You may have heard that President Donald Trump is considering hosting an Ultimate Fighting Championship (UFC) event at the White House next July 4.

However, you might not know the company behind UFC. But as an investor, you probably should.

TKO Group Holdings (TKO 0.63%) owns two major sports media properties, and they're both on fire. Ultimate Fighting Championship (UFC) is the world's premier mixed martial arts organization, and World Wrestling Entertainment (WWE) is the largest and best-known professional wrestling promoter on the planet. Combined, they reach a billion households across 210 countries.

A wrestler in a mask has another in a headlock.

Image source: Getty Images.

In the second quarter, the company generated a profit of $98 million attributable to TKO Group Holdings on revenue of $1.3 billion. Those metrics were up significantly from a year ago.
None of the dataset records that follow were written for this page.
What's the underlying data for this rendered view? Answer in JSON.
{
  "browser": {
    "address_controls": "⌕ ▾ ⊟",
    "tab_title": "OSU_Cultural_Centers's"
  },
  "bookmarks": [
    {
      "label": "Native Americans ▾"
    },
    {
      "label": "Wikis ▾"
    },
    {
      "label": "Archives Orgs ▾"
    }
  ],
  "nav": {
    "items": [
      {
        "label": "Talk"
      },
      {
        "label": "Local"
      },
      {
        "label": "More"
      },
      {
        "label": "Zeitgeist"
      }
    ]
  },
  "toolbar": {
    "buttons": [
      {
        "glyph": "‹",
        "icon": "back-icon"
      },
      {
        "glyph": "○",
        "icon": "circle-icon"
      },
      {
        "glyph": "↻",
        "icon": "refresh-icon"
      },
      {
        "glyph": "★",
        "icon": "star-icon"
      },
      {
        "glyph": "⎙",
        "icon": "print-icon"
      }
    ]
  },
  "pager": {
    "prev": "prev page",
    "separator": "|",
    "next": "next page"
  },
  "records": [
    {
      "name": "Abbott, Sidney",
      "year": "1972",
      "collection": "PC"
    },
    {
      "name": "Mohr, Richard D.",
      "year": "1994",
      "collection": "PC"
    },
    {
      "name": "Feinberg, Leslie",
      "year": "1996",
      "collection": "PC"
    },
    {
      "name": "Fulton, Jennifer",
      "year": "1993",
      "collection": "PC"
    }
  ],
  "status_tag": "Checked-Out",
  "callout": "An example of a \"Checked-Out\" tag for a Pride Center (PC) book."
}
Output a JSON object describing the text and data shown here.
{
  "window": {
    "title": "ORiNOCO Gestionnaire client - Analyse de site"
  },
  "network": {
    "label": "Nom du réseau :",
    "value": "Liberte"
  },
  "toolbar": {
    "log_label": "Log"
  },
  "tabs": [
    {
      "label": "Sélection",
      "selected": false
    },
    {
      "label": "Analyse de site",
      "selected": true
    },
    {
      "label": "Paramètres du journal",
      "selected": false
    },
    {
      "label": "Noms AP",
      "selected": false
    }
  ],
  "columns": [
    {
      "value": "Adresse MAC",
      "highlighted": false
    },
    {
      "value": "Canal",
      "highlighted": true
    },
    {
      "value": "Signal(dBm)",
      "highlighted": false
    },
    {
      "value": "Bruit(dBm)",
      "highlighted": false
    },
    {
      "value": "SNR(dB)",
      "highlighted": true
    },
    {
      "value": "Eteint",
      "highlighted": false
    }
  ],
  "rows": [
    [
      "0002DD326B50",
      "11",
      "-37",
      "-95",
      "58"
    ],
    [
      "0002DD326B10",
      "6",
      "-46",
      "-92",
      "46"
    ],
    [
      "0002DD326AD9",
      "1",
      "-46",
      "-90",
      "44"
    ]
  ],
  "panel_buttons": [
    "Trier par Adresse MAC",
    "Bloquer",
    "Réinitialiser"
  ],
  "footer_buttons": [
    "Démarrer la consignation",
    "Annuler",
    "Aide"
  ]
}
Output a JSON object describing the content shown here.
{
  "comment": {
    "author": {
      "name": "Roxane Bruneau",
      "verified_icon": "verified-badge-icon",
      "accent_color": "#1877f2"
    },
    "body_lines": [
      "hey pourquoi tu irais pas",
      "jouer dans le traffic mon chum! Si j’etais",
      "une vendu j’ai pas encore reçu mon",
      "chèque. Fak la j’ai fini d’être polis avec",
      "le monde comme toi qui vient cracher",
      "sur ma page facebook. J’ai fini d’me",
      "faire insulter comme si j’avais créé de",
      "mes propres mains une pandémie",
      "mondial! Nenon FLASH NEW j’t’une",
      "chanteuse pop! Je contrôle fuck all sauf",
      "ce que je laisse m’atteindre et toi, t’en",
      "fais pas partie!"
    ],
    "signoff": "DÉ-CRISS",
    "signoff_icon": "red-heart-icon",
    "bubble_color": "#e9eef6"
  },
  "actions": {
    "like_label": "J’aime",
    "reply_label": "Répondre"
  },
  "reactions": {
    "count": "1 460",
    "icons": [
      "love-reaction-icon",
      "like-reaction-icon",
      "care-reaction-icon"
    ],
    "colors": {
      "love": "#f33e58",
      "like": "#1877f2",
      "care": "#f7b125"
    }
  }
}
Revenue rose 10% and net income soared 66%. And the revenue and earnings per share both blew past analyst forecasts: Revenue exceeded analyst estimates by 6.2% and earnings per share were 7.5% higher than Wall Street expected.

But the best may be yet to come for TKO.

Two colossal deals

Sure, the White House event could be a hoot, but even more exciting for investors is that TKO just inked a colossal seven-year deal with Paramount for U.S. broadcast rights to its UFC content. Paramount will distribute UFC's 13 marquee events and 30 fight nights via its consumer streaming platform, with several slated for network television on CBS (a Paramount property).

The contract is expected to pay TKO an average of $1.1 billion annually for the life of the contract. Paramount says it's also thinking about acquiring the international rights to UFC.

And ESPN, which is owned by The Walt Disney Company, recently struck a deal to air all of TKO's WWE events for the next five years, beginning in 2026, which will reportedly pay TKO an average of $325 million a year. That's a huge increase over the $180 million per year that NBCUniversal was reportedly paying TKO for the WWE content.

Last year Netflix and TKO agreed to a 10-year, $5 billion agreement that gives the streaming channel rights to Raw, a Monday night professional wrestling event . The January 2025 debut episode of Raw in Los Angeles averaged 2.6 million households in the U.S., more than twice the average views in 2024.

New sales and profit expectations

By shifting most of its content from traditional pay-per-view to streaming services, TKO is boosting its visibility and reach and unlocking new revenue streams.

As a result, analysts on average expect TKO's revenue to grow 67.5% this year to $4.7 billion (from $2.8 billion last year) and another 26% next year to more than $5.9 billion. Earnings are expected to skyrocket from $0.02 a share last year to $2.21 a share this year and more than double that to $5.34 a share next year. If you believe that share prices ultimately follow earnings (as I do), it quickly becomes clear that there's quite a bit of upside for this stock.

No wonder it's up 31% year to date and 57% over the past 52 weeks.

TKO has been branching out beyond UFC and WWE content, too. Early this year it acquired three sports assets from Endeavor Group Holdings, a privately held sports and entertainment firm. Those properties include IMG, a global sports marketing agency; On Location, a sports hospitality firm that serves the NFL and FIFA's World Cup; and Professional Bull Riders (PBR), the world's premier bull riding organization.

There are synergies to be had between these various properties. In April, TKO took over the T-Mobile Center in Kansas City for five days to stage events by WWE, UFC, and PBR.

Critics might point to TKO's relatively high valuation -- its trailing price-to-earnings ratio is 75. But the strong earnings growth expected at TKO over the next two years may justify it.

You may or may not care for mixed martial arts or professional wrestling. But if you think sports entertainment will only get bigger, TKO is looking like a great way to play it.